A collaborative applied research project is harnessing machine learning to improve the accuracy of precipitation forecasts.
Dr. Sheela Ramanna, Professor in the Department of Applied Computer Science and Chair of The University of Winnipeg’s ACS Graduate Studies Program, and Scott Kehler, Chief Scientist and Co-founder of Winnipeg-based Weatherlogics Inc., led a team that undertook the research project, which was funded by a 12-month Alliance grant from the Natural Sciences and Engineering Research Council of Canada (NSERC).
This is by no means the end of it—it’s just the beginning.
Dr. Sheela Ramanna
Their paper, “Machine Learning Approaches to Improve North American Precipitation Forecasts,” was published this fall in IEEE Xplore, the open-access journal of the Institute of Electrical and Electronic Engineers.
Weatherlogics, a seven-year-old company that creates custom weather forecasts for private sector clients such as farmers and trucking companies, collected the data used in the study.
“A lot of what we do is apply weather data to specific industries, in a way that they can use the information more effectively,” Kehler explained.
He and Dr. Ramanna wanted to see how cutting-edge machine learning technology could be used to improve precipitation forecasts.
“It’s one of the most challenging weather-related variables to forecast,” Kehler said. “We wanted to see if machine learning was a way to outperform some of the existing forecasts that exist.”
Numerical weather prediction is a challenging task. Many variables change by the hour. In addition, machine learning software presents limitations, including an inherent trade-off between speed and performance.
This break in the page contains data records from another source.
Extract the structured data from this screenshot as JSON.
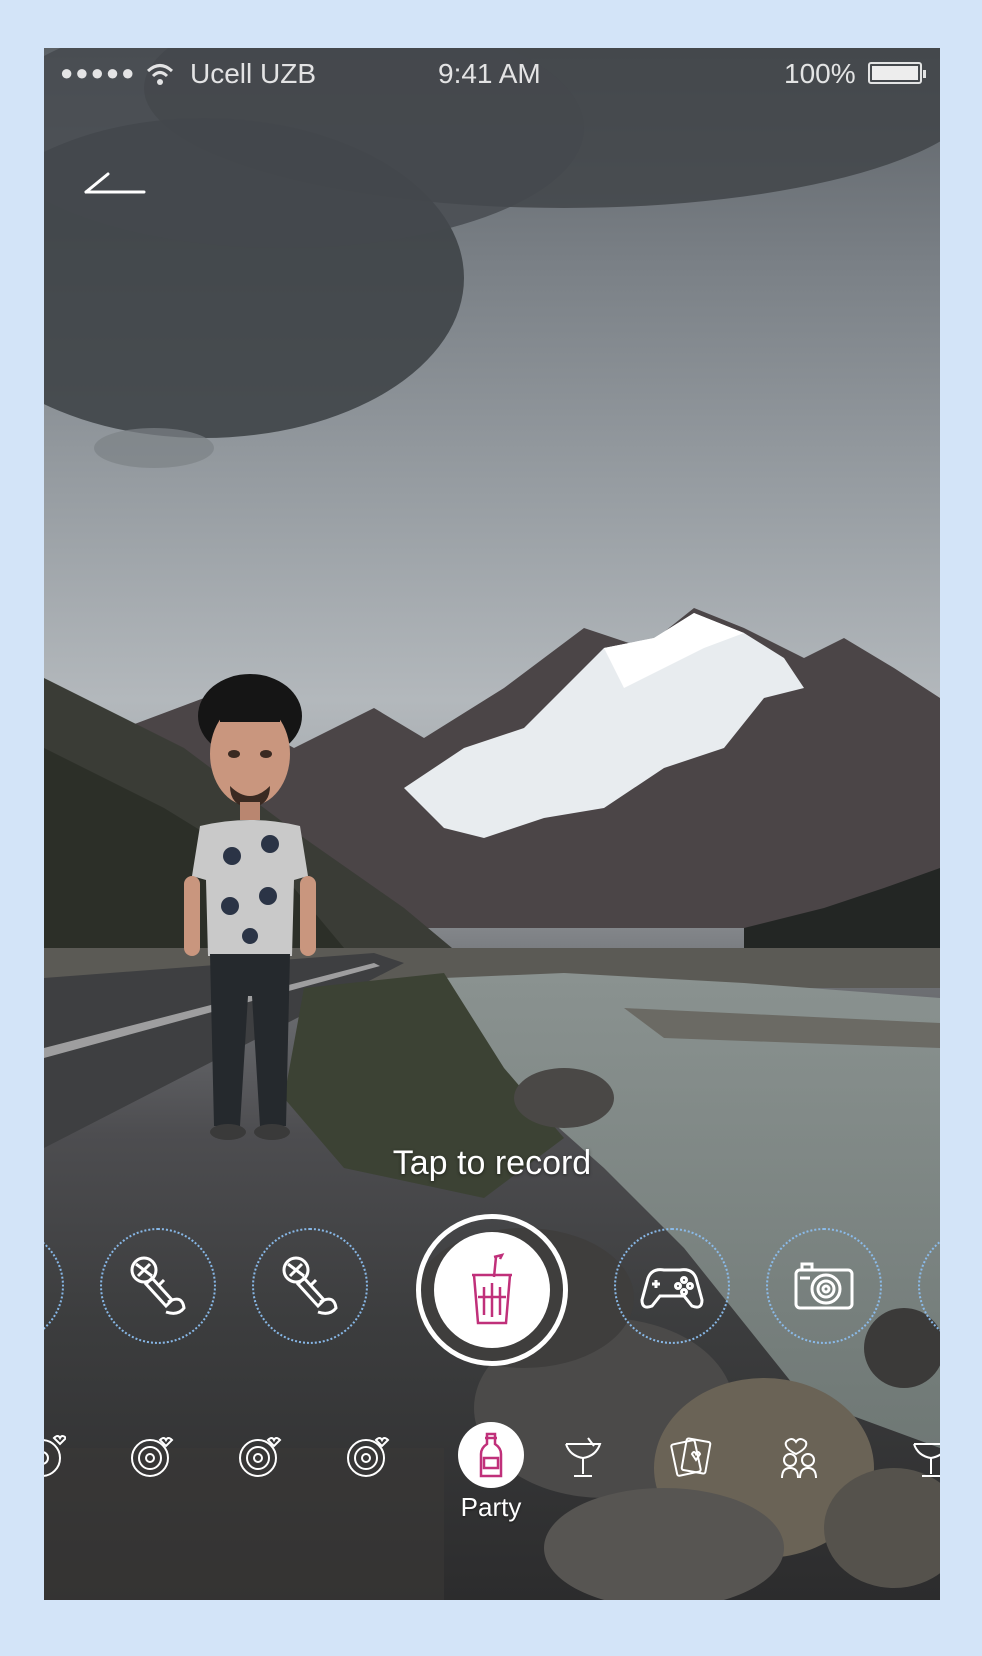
{
  "status_bar": {
    "signal_dots": "●●●●●",
    "carrier": "Ucell UZB",
    "time": "9:41 AM",
    "battery_text": "100%",
    "battery_level": 1.0
  },
  "record": {
    "hint": "Tap to record"
  },
  "effects": [
    {
      "icon": "microphone-icon"
    },
    {
      "icon": "microphone-icon"
    },
    {
      "icon": "soda-cup-icon",
      "selected": true
    },
    {
      "icon": "gamepad-icon"
    },
    {
      "icon": "camera-icon"
    }
  ],
  "categories": {
    "active_label": "Party",
    "items": [
      {
        "icon": "heart-disc-icon"
      },
      {
        "icon": "heart-disc-icon"
      },
      {
        "icon": "heart-disc-icon"
      },
      {
        "icon": "heart-disc-icon"
      },
      {
        "icon": "bottle-icon",
        "label": "Party",
        "active": true
      },
      {
        "icon": "cocktail-glass-icon"
      },
      {
        "icon": "cards-icon"
      },
      {
        "icon": "couple-icon"
      },
      {
        "icon": "cocktail-glass-icon"
      }
    ]
  },
  "colors": {
    "page_background": "#d3e4f8",
    "accent": "#c0307a",
    "effect_ring": "#8cbef0"
  }
}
“Some trained models may give very good performance but be very slow and require enormous amounts of data to train,” Dr. Ramanna said. “Others may be faster and efficient but not as accurate.”
She and Kehler strove for “a lightweight, deployable model” that struck a balance.
“Once you get it trained, all you have to do is feed in a new forecast in order to predict the precipitation amounts,” Dr. Ramanna, who specializes in machine learning and computational intelligence, said.
Many large tech companies build their own machine learning weather models from scratch. Kehler and Ramanna, however, took existing models available from government weather agencies and used machine learning to harmonize them into a super-forecast. The results were promising.
“We were able to achieve roughly 15 per cent improvement over using any individual model or even using the average of all of the existing models,” Kehler said.
The new approach replaces a simple average with a complex weighted average that more optimally combines forecasts.
“Machine learning is now so advanced and there are so many algorithms that can be applied, which take into account all kinds of scenarios and uncertainties in predicting. It’s a very interesting and exciting area,” Dr. Ramanna said. “This is by no means the end of it—it’s just the beginning.”
Applications are many
The real-world applications of the research are considerable. In addition to improving safety and preparedness for the general public, more accurate rain and snow forecasts are crucial for farmers, trucking businesses, shipping companies, and insurance firms.
Kehler said other aspects of weather prediction could benefit from this research, including thunderstorm prediction.
“They’re probably single most difficult weather phenomenon to predict, because they’re very, very small and they develop and dissipate very rapidly,” he explained.
Kehler said Weatherlogics has tested the new model against its existing forecasts, and may one day incorporate it into its products.
Machine learning is a natural fit in the weather forecasting world.
“Meteorologists are often confronted with a lot of data sets, and sometimes you need to combine all these data sets together,” Kehler explained. “For a human being to do that is sometimes very difficult to impossible because you’re dealing with so much information.”
With the support of an NSERC Engage grant, Kehler and Dr. Ramanna previously collaborated on research into using highway cameras and machine learning to predict road conditions (such as dry, snow, ice) using variables like windspeed and air temperature.
“Normally, road temperature is difficult to model because there aren’t a lot of sensors that measure that,” Kehler said. “Machine learning can solve the problem by taking existing data and determining how it would affect a road.”
One day machine learning could augment or even replace expensive environmental sensors that need to be continually maintained, saving time and money.